Disaster

IT

So today I have my first outage since switching to Synology NAS some seven years ago*. I received an email from my primary NAS, a DS218+, that the box would be going down for a reboot following an update. Some hours later I tried to view one of my internal portal sites, no response. So I checked the unit, to find a flashing blue power light, none of the green status lights were illuminated. I was concerned, especially after searching the forums and discovering posts with titles such as "Blinking blue light of death". However I decided it was best not to act in haste and left the box overnight in case it was a particularly lengthy update.

In the morning the blue light was still flashing and the box did not respond. I stripped the unit down, removing the drives and memory expansion and ran through Synology's diagnosis steps and it was confirmed that the box was dead. I raised an support ticket with Synology, who concurred and instructed me to first contact the reseller for RMA, in this case Amazon. I have to say I have been consistently impressed with Amazon's no quibble returns policy - I received a notification that a replacement had been shipped within a couple of hours.

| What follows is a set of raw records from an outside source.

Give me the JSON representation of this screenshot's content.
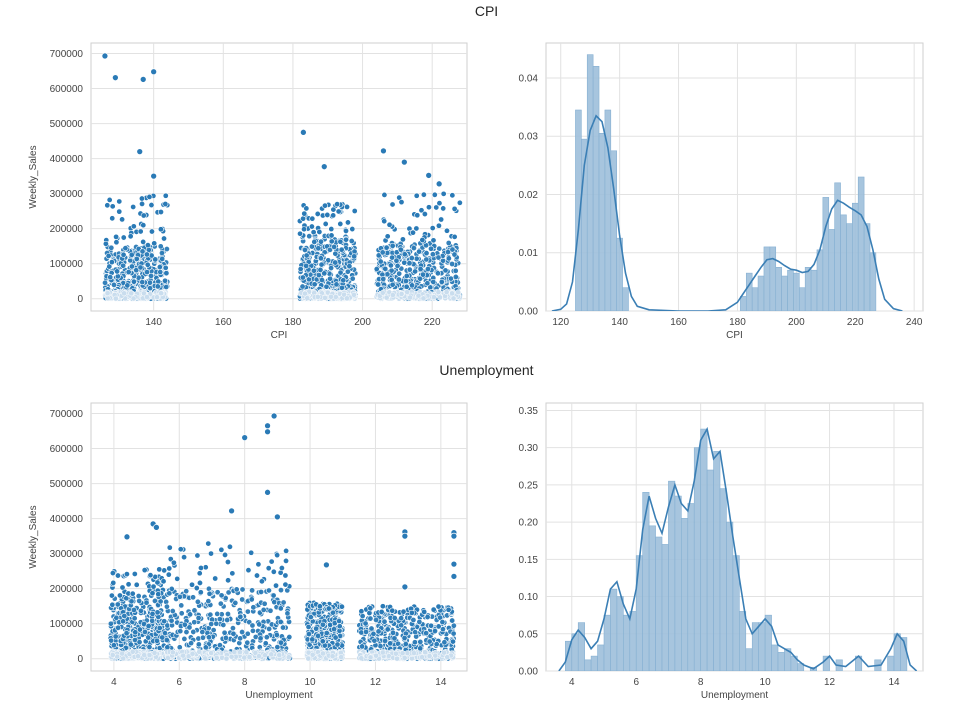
{
  "figure": {
    "row1_title": "CPI",
    "row2_title": "Unemployment"
  },
  "colors": {
    "point": "#2a7ab6",
    "bar_fill": "#9dbfda",
    "bar_edge": "#86b0d2",
    "kde": "#3b7fb5",
    "grid": "#e2e2e2",
    "axes": "#cfcfcf",
    "text": "#444444"
  },
  "chart_data": [
    {
      "type": "scatter",
      "title": "",
      "xlabel": "CPI",
      "ylabel": "Weekly_Sales",
      "xlim": [
        122,
        230
      ],
      "ylim": [
        -35000,
        730000
      ],
      "xticks": [
        140,
        160,
        180,
        200,
        220
      ],
      "yticks": [
        0,
        100000,
        200000,
        300000,
        400000,
        500000,
        600000,
        700000
      ],
      "xtick_labels": [
        "140",
        "160",
        "180",
        "200",
        "220"
      ],
      "ytick_labels": [
        "0",
        "100000",
        "200000",
        "300000",
        "400000",
        "500000",
        "600000",
        "700000"
      ],
      "grid": true,
      "clusters": [
        {
          "x_range": [
            126,
            144
          ],
          "y_dense_max": 150000,
          "y_sparse_max": 300000
        },
        {
          "x_range": [
            182,
            198
          ],
          "y_dense_max": 180000,
          "y_sparse_max": 270000
        },
        {
          "x_range": [
            204,
            228
          ],
          "y_dense_max": 160000,
          "y_sparse_max": 300000
        }
      ],
      "outliers": [
        [
          126,
          693000
        ],
        [
          129,
          631000
        ],
        [
          137,
          626000
        ],
        [
          140,
          648000
        ],
        [
          136,
          420000
        ],
        [
          140,
          350000
        ],
        [
          183,
          475000
        ],
        [
          189,
          377000
        ],
        [
          206,
          422000
        ],
        [
          212,
          390000
        ],
        [
          219,
          352000
        ],
        [
          222,
          328000
        ]
      ]
    },
    {
      "type": "bar",
      "title": "",
      "xlabel": "CPI",
      "ylabel": "",
      "xlim": [
        115,
        243
      ],
      "ylim": [
        0,
        0.046
      ],
      "xticks": [
        120,
        140,
        160,
        180,
        200,
        220,
        240
      ],
      "yticks": [
        0.0,
        0.01,
        0.02,
        0.03,
        0.04
      ],
      "xtick_labels": [
        "120",
        "140",
        "160",
        "180",
        "200",
        "220",
        "240"
      ],
      "ytick_labels": [
        "0.00",
        "0.01",
        "0.02",
        "0.03",
        "0.04"
      ],
      "grid": true,
      "bin_width": 2,
      "bins": [
        {
          "x": 126,
          "y": 0.0345
        },
        {
          "x": 128,
          "y": 0.0295
        },
        {
          "x": 130,
          "y": 0.044
        },
        {
          "x": 132,
          "y": 0.042
        },
        {
          "x": 134,
          "y": 0.0305
        },
        {
          "x": 136,
          "y": 0.0345
        },
        {
          "x": 138,
          "y": 0.0275
        },
        {
          "x": 140,
          "y": 0.0125
        },
        {
          "x": 142,
          "y": 0.004
        },
        {
          "x": 182,
          "y": 0.0025
        },
        {
          "x": 184,
          "y": 0.0065
        },
        {
          "x": 186,
          "y": 0.004
        },
        {
          "x": 188,
          "y": 0.006
        },
        {
          "x": 190,
          "y": 0.011
        },
        {
          "x": 192,
          "y": 0.011
        },
        {
          "x": 194,
          "y": 0.0075
        },
        {
          "x": 196,
          "y": 0.006
        },
        {
          "x": 198,
          "y": 0.007
        },
        {
          "x": 200,
          "y": 0.0065
        },
        {
          "x": 202,
          "y": 0.004
        },
        {
          "x": 204,
          "y": 0.0075
        },
        {
          "x": 206,
          "y": 0.007
        },
        {
          "x": 208,
          "y": 0.0105
        },
        {
          "x": 210,
          "y": 0.0195
        },
        {
          "x": 212,
          "y": 0.014
        },
        {
          "x": 214,
          "y": 0.022
        },
        {
          "x": 216,
          "y": 0.0165
        },
        {
          "x": 218,
          "y": 0.015
        },
        {
          "x": 220,
          "y": 0.0185
        },
        {
          "x": 222,
          "y": 0.023
        },
        {
          "x": 224,
          "y": 0.015
        },
        {
          "x": 226,
          "y": 0.01
        }
      ],
      "kde": [
        [
          117,
          0.0
        ],
        [
          120,
          0.0003
        ],
        [
          122,
          0.0012
        ],
        [
          124,
          0.005
        ],
        [
          126,
          0.014
        ],
        [
          128,
          0.025
        ],
        [
          130,
          0.031
        ],
        [
          132,
          0.0335
        ],
        [
          134,
          0.0325
        ],
        [
          136,
          0.028
        ],
        [
          138,
          0.021
        ],
        [
          140,
          0.013
        ],
        [
          142,
          0.0065
        ],
        [
          144,
          0.0025
        ],
        [
          146,
          0.0008
        ],
        [
          150,
          0.0002
        ],
        [
          160,
          0.0
        ],
        [
          170,
          0.0
        ],
        [
          176,
          0.0002
        ],
        [
          180,
          0.0015
        ],
        [
          182,
          0.003
        ],
        [
          184,
          0.0045
        ],
        [
          186,
          0.006
        ],
        [
          188,
          0.0075
        ],
        [
          190,
          0.0088
        ],
        [
          192,
          0.009
        ],
        [
          194,
          0.0085
        ],
        [
          196,
          0.0078
        ],
        [
          198,
          0.0072
        ],
        [
          200,
          0.007
        ],
        [
          202,
          0.0066
        ],
        [
          204,
          0.0068
        ],
        [
          206,
          0.008
        ],
        [
          208,
          0.0105
        ],
        [
          210,
          0.0145
        ],
        [
          212,
          0.0175
        ],
        [
          214,
          0.019
        ],
        [
          216,
          0.0185
        ],
        [
          218,
          0.0178
        ],
        [
          220,
          0.0172
        ],
        [
          222,
          0.0165
        ],
        [
          224,
          0.0145
        ],
        [
          226,
          0.0105
        ],
        [
          228,
          0.0055
        ],
        [
          230,
          0.002
        ],
        [
          233,
          0.0004
        ],
        [
          236,
          0.0
        ]
      ]
    },
    {
      "type": "scatter",
      "title": "",
      "xlabel": "Unemployment",
      "ylabel": "Weekly_Sales",
      "xlim": [
        3.3,
        14.8
      ],
      "ylim": [
        -35000,
        730000
      ],
      "xticks": [
        4,
        6,
        8,
        10,
        12,
        14
      ],
      "yticks": [
        0,
        100000,
        200000,
        300000,
        400000,
        500000,
        600000,
        700000
      ],
      "xtick_labels": [
        "4",
        "6",
        "8",
        "10",
        "12",
        "14"
      ],
      "ytick_labels": [
        "0",
        "100000",
        "200000",
        "300000",
        "400000",
        "500000",
        "600000",
        "700000"
      ],
      "grid": true,
      "clusters": [
        {
          "x_range": [
            3.9,
            5.6
          ],
          "y_dense_max": 180000,
          "y_sparse_max": 260000
        },
        {
          "x_range": [
            5.6,
            9.4
          ],
          "y_dense_max": 200000,
          "y_sparse_max": 330000
        },
        {
          "x_range": [
            9.9,
            11.0
          ],
          "y_dense_max": 140000,
          "y_sparse_max": 160000
        },
        {
          "x_range": [
            11.5,
            14.4
          ],
          "y_dense_max": 130000,
          "y_sparse_max": 150000
        }
      ],
      "outliers": [
        [
          8.9,
          693000
        ],
        [
          8.7,
          665000
        ],
        [
          8.7,
          648000
        ],
        [
          8.0,
          631000
        ],
        [
          8.7,
          475000
        ],
        [
          7.6,
          422000
        ],
        [
          9.0,
          405000
        ],
        [
          5.2,
          385000
        ],
        [
          5.3,
          375000
        ],
        [
          4.4,
          348000
        ],
        [
          10.5,
          268000
        ],
        [
          12.9,
          362000
        ],
        [
          12.9,
          350000
        ],
        [
          12.9,
          205000
        ],
        [
          14.4,
          360000
        ],
        [
          14.4,
          350000
        ],
        [
          14.4,
          270000
        ],
        [
          14.4,
          235000
        ]
      ]
    },
    {
      "type": "bar",
      "title": "",
      "xlabel": "Unemployment",
      "ylabel": "",
      "xlim": [
        3.2,
        14.9
      ],
      "ylim": [
        0,
        0.36
      ],
      "xticks": [
        4,
        6,
        8,
        10,
        12,
        14
      ],
      "yticks": [
        0.0,
        0.05,
        0.1,
        0.15,
        0.2,
        0.25,
        0.3,
        0.35
      ],
      "xtick_labels": [
        "4",
        "6",
        "8",
        "10",
        "12",
        "14"
      ],
      "ytick_labels": [
        "0.00",
        "0.05",
        "0.10",
        "0.15",
        "0.20",
        "0.25",
        "0.30",
        "0.35"
      ],
      "grid": true,
      "bin_width": 0.2,
      "bins": [
        {
          "x": 3.9,
          "y": 0.04
        },
        {
          "x": 4.1,
          "y": 0.05
        },
        {
          "x": 4.3,
          "y": 0.065
        },
        {
          "x": 4.5,
          "y": 0.015
        },
        {
          "x": 4.7,
          "y": 0.02
        },
        {
          "x": 4.9,
          "y": 0.035
        },
        {
          "x": 5.1,
          "y": 0.075
        },
        {
          "x": 5.3,
          "y": 0.11
        },
        {
          "x": 5.5,
          "y": 0.1
        },
        {
          "x": 5.7,
          "y": 0.075
        },
        {
          "x": 5.9,
          "y": 0.08
        },
        {
          "x": 6.1,
          "y": 0.155
        },
        {
          "x": 6.3,
          "y": 0.24
        },
        {
          "x": 6.5,
          "y": 0.195
        },
        {
          "x": 6.7,
          "y": 0.18
        },
        {
          "x": 6.9,
          "y": 0.17
        },
        {
          "x": 7.1,
          "y": 0.255
        },
        {
          "x": 7.3,
          "y": 0.235
        },
        {
          "x": 7.5,
          "y": 0.205
        },
        {
          "x": 7.7,
          "y": 0.225
        },
        {
          "x": 7.9,
          "y": 0.3
        },
        {
          "x": 8.1,
          "y": 0.325
        },
        {
          "x": 8.3,
          "y": 0.27
        },
        {
          "x": 8.5,
          "y": 0.295
        },
        {
          "x": 8.7,
          "y": 0.245
        },
        {
          "x": 8.9,
          "y": 0.2
        },
        {
          "x": 9.1,
          "y": 0.155
        },
        {
          "x": 9.3,
          "y": 0.08
        },
        {
          "x": 9.5,
          "y": 0.03
        },
        {
          "x": 9.7,
          "y": 0.065
        },
        {
          "x": 9.9,
          "y": 0.065
        },
        {
          "x": 10.1,
          "y": 0.075
        },
        {
          "x": 10.3,
          "y": 0.035
        },
        {
          "x": 10.5,
          "y": 0.025
        },
        {
          "x": 10.7,
          "y": 0.03
        },
        {
          "x": 10.9,
          "y": 0.02
        },
        {
          "x": 11.1,
          "y": 0.01
        },
        {
          "x": 11.5,
          "y": 0.005
        },
        {
          "x": 11.9,
          "y": 0.02
        },
        {
          "x": 12.3,
          "y": 0.015
        },
        {
          "x": 12.9,
          "y": 0.02
        },
        {
          "x": 13.5,
          "y": 0.015
        },
        {
          "x": 13.9,
          "y": 0.02
        },
        {
          "x": 14.1,
          "y": 0.05
        },
        {
          "x": 14.3,
          "y": 0.045
        }
      ],
      "kde": [
        [
          3.6,
          0.0
        ],
        [
          3.8,
          0.012
        ],
        [
          4.0,
          0.042
        ],
        [
          4.2,
          0.055
        ],
        [
          4.4,
          0.045
        ],
        [
          4.6,
          0.03
        ],
        [
          4.8,
          0.04
        ],
        [
          5.0,
          0.07
        ],
        [
          5.2,
          0.11
        ],
        [
          5.4,
          0.12
        ],
        [
          5.6,
          0.09
        ],
        [
          5.8,
          0.07
        ],
        [
          6.0,
          0.11
        ],
        [
          6.2,
          0.19
        ],
        [
          6.4,
          0.235
        ],
        [
          6.6,
          0.205
        ],
        [
          6.8,
          0.185
        ],
        [
          7.0,
          0.22
        ],
        [
          7.2,
          0.25
        ],
        [
          7.4,
          0.225
        ],
        [
          7.6,
          0.215
        ],
        [
          7.8,
          0.255
        ],
        [
          8.0,
          0.31
        ],
        [
          8.2,
          0.325
        ],
        [
          8.4,
          0.285
        ],
        [
          8.6,
          0.295
        ],
        [
          8.8,
          0.24
        ],
        [
          9.0,
          0.18
        ],
        [
          9.2,
          0.125
        ],
        [
          9.4,
          0.07
        ],
        [
          9.6,
          0.05
        ],
        [
          9.8,
          0.06
        ],
        [
          10.0,
          0.07
        ],
        [
          10.2,
          0.06
        ],
        [
          10.4,
          0.035
        ],
        [
          10.6,
          0.03
        ],
        [
          10.8,
          0.025
        ],
        [
          11.0,
          0.015
        ],
        [
          11.2,
          0.008
        ],
        [
          11.5,
          0.003
        ],
        [
          11.8,
          0.012
        ],
        [
          12.0,
          0.02
        ],
        [
          12.2,
          0.008
        ],
        [
          12.5,
          0.006
        ],
        [
          12.9,
          0.02
        ],
        [
          13.2,
          0.006
        ],
        [
          13.6,
          0.008
        ],
        [
          13.9,
          0.03
        ],
        [
          14.1,
          0.05
        ],
        [
          14.3,
          0.04
        ],
        [
          14.5,
          0.008
        ],
        [
          14.7,
          0.0
        ]
      ]
    }
  ]
}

I have a data backup strategy that I believe is fairly robust - RAID 1 mirrored drives in the unit, one backup on-site and one off. So I am confident that the data is safe. Unfortunately I don't have a contingency for a unit failure other than RMA, as it wouldn't be worth my while in expense or resources having a second redundant unit. My critical day to day business data is hosted in the cloud in any case.

  • Well, not technically the first, I've had drives fail before. But recovery in that case is simply a matter of popping in a replacement drive and letting the RAID array reconfigure itself, with zero downtime. I've yet to have to resort to restoring from the backup drives.